If the cost price of 20 articles is equal to the selling price of 25 article,what is the percentage profit or loss made? [Full Solution]
Answers
Given,
The cost price of 20 articles is equal to the selling price of 25 articles.
To find,
The percentage profit or loss made.
Solution,
We can simply solve this mathematical problem using the following process:
Let us assume that the cost price and selling price of each article is Rs. x and Rs. y, respectively.
Mathematically,
(a) (Selling price) = (cost price) + (profit earned) = (cost price) - (loss amount)
(b) profit/loss percentage = (profit earned/loss amount)/(cost price)×100
{Statement-1}
Now, according to the question;
The total cost price of 20 articles
= 20 × (cost price of each article)
= 20 × Rs. x
= Rs. 20x
And, the selling price of 25 articles
= 25 × (selling price of each article)
= 25 × Rs. y
= Rs. 25y
Now, according to the question;
The cost price of 20 articles = the selling price of 25 articles
=> Rs. 20x = Rs. 25y
=> 20x = 25y
=> 4x = 5y
=> y/x = 4/5 {Equation-1}
=> y < x
=> (selling price of each article) < (cost price of each article)

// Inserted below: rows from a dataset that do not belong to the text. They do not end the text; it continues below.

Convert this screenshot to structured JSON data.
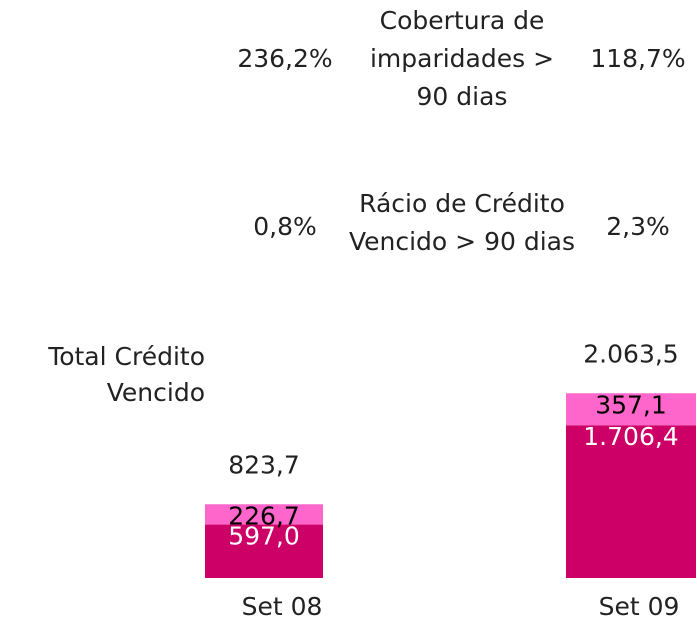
{
  "chart_data": {
    "type": "bar",
    "stacked": true,
    "categories": [
      "Set 08",
      "Set 09"
    ],
    "series": [
      {
        "color": "#cc0066",
        "values": [
          597.0,
          1706.4
        ],
        "value_labels": [
          "597,0",
          "1.706,4"
        ],
        "label_color": "#ffffff"
      },
      {
        "color": "#ff66cc",
        "values": [
          226.7,
          357.1
        ],
        "value_labels": [
          "226,7",
          "357,1"
        ],
        "label_color": "#000000"
      }
    ],
    "totals": [
      823.7,
      2063.5
    ],
    "total_labels": [
      "823,7",
      "2.063,5"
    ],
    "total_title": "Total Crédito\nVencido",
    "ylim": [
      0,
      2100
    ],
    "metrics": [
      {
        "label": "Cobertura de\nimparidades >\n90 dias",
        "values": [
          236.2,
          118.7
        ],
        "value_labels": [
          "236,2%",
          "118,7%"
        ]
      },
      {
        "label": "Rácio de Crédito\nVencido > 90 dias",
        "values": [
          0.8,
          2.3
        ],
        "value_labels": [
          "0,8%",
          "2,3%"
        ]
      }
    ]
  }
}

=> the articles are sold at a loss
Now, the total loss amount for each article sold
= (cost price of each article) - (selling price of each article)
{according to statement-1}
= Rs. x - Rs. y
= Rs. (x-y)
Now,
The loss percentage
= (loss amount)/(cost price)×100
= {Rs. (x-y)}/ Rs. x × 100
= (x-y)/x × 100
= {1-(y/x)} × 100
{according to equation-1}
= {1-(4/5)} × 100
= (5-4)/5 × 100
= 1/5 × 100 = 20%
Hence, the articles are sold at a loss of 20%.